Former recruiting coordinator Matt Wackerly took over the cross country program and distance running duties following the retirement of Dave Harris. Dusty Jonas is still coaching the high jump and helping with sprints and hurdles.
“You can feel and see the difference in practice with all the groups,” Pepin said. “I can’t tell you quite why, but it’s so obvious that everybody has just stepped it up quite a bit and they’re having fun at the same time. A lot of the new personalities have blended well. Not only the athletes and the coaches, but also the staff.

“Everybody is working hard and having a lot of fun together. Maybe some of it is a younger staff. Everything here is new and exciting. There’s a lot of potential in some of these new people we’ve brought in who we believe will achieve at a higher level.”
With the international approach to recruiting still in place and some of the new coaches never having been at a Power Five conference school, selling athletes on Nebraska is exciting again.
Pepin said this and future Husker rosters, both for the men and women, will be smaller because the focus is turning to getting more elite athletes into the program who can score points at the national championship meets.
“Our philosophy has changed,” Pepin said. “Maybe until a couple of years ago we tried to have a complete team. We were very competitive in dual meets, and we’ve always had one of the best teams in the national dual meet rankings. There’s an enormous difference trying to win a conference meet as opposed to scoring high at nationals.
“If you’re winning that meet, you’ll have a chance to score some points.
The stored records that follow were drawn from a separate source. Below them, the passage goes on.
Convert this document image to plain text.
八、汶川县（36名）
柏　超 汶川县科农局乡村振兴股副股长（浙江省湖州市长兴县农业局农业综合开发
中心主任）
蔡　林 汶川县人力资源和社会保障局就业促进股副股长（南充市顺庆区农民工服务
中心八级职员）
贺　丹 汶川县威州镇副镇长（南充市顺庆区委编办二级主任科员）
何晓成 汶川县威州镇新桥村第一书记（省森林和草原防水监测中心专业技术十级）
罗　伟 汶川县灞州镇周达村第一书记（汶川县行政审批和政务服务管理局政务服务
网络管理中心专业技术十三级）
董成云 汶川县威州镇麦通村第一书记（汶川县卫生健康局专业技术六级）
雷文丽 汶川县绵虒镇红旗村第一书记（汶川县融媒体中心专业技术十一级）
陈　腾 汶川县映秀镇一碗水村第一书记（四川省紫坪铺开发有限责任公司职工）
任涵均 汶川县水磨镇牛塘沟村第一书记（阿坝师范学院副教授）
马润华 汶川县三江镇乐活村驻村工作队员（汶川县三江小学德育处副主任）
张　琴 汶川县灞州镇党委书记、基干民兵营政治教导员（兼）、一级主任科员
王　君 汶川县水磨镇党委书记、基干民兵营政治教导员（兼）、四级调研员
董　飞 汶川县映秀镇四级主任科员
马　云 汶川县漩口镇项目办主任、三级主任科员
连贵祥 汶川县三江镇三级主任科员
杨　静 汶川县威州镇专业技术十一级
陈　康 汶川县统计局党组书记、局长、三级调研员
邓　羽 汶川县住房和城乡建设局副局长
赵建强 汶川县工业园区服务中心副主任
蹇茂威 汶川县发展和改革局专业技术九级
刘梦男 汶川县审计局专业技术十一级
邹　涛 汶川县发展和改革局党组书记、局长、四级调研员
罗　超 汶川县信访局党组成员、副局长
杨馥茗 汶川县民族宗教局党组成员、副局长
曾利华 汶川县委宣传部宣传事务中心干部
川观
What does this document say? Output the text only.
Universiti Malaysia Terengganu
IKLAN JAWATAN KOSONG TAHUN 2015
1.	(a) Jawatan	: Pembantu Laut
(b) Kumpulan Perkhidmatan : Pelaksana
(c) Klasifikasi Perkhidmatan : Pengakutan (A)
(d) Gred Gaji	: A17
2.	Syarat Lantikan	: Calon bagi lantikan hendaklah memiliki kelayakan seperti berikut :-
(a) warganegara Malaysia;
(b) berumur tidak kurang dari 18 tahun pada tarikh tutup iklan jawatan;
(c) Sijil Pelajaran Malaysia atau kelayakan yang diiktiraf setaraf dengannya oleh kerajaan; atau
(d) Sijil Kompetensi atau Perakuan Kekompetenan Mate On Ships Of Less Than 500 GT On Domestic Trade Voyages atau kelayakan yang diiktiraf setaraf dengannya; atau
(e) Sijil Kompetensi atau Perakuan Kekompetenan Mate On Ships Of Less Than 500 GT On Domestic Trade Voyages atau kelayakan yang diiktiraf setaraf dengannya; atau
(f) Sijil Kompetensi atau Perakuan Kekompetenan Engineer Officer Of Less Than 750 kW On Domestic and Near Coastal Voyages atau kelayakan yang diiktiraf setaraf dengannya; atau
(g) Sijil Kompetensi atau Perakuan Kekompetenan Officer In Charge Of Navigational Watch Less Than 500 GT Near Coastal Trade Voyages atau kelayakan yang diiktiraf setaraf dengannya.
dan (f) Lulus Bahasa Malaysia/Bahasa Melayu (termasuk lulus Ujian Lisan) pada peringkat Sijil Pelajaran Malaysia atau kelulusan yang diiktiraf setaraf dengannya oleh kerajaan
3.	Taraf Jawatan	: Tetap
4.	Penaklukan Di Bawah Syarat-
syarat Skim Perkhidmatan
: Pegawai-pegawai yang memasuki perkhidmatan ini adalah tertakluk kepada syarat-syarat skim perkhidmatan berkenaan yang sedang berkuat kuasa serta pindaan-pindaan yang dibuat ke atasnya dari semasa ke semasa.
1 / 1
But there have been programs like Texas-El Paso that have won national championships, but they couldn’t win their conference.”
Pursuit of conference championships in the Big Ten era is different than the Big Eight and Big 12 days. Especially with indoor meets, there’s rarely a chance for the Huskers to see their conference rivals before the Big Ten meet at the end of February.
There were plenty of chances for the Huskers to size up their Big Eight and Big 12 foes because they would come to meets in Lincoln because the Devaney Center has one of the nation’s best hydraulic-banked tracks.
The Big Ten also has become much more competitive than when the Huskers first joined for the 2012 indoor and outdoor seasons. Yet there’s still plenty of competition in the Midwest where Pepin said the Huskers don’t have to travel to Michigan or Penn State.
“It wasn’t as tough as it is right now,” Pepin said. “The conference is so much better. There are new coaches, schools have new facilities, so they don’t have to travel as much to find good competition.”
Pepin said the ideal roster sizes at this point are roughly 50 men and 60 women. Smaller numbers mean more time for coaches to spend with athletes individually.
“We want people out there by the end of their freshman year who can make it to the conference meet,” Pepin said. “It will give all our coaches more time with the higher-level athletes. We’re putting more emphasis now on nationals. It takes time to get them up there.
“When we’re looking for kids at that level, they have to be good enough to get into the meet. Getting people in who are immediately at the top of the conference means having more people scoring at the national meet.”
The build up of national-level talent already is underway with Nebraska’s throwers and jumpers.
“In the field events, we’re pretty doggone good,” Pepin said. “On the men’s side in the field events we don’t have many holes. The women’s side it’s pretty much the same except for maybe the pole vault. We’re working to get more high-level people on the track.”
Alex Talley and Maxwell Otterdahl already have cracked the Huskers’ all-time charts in the weight throw and shot put since transferring from North Dakota State. Kansas State transfer Taylor Latimer set a school record in the weight throw in her first meet as a Husker Jan. 15 at the Graduate Classic.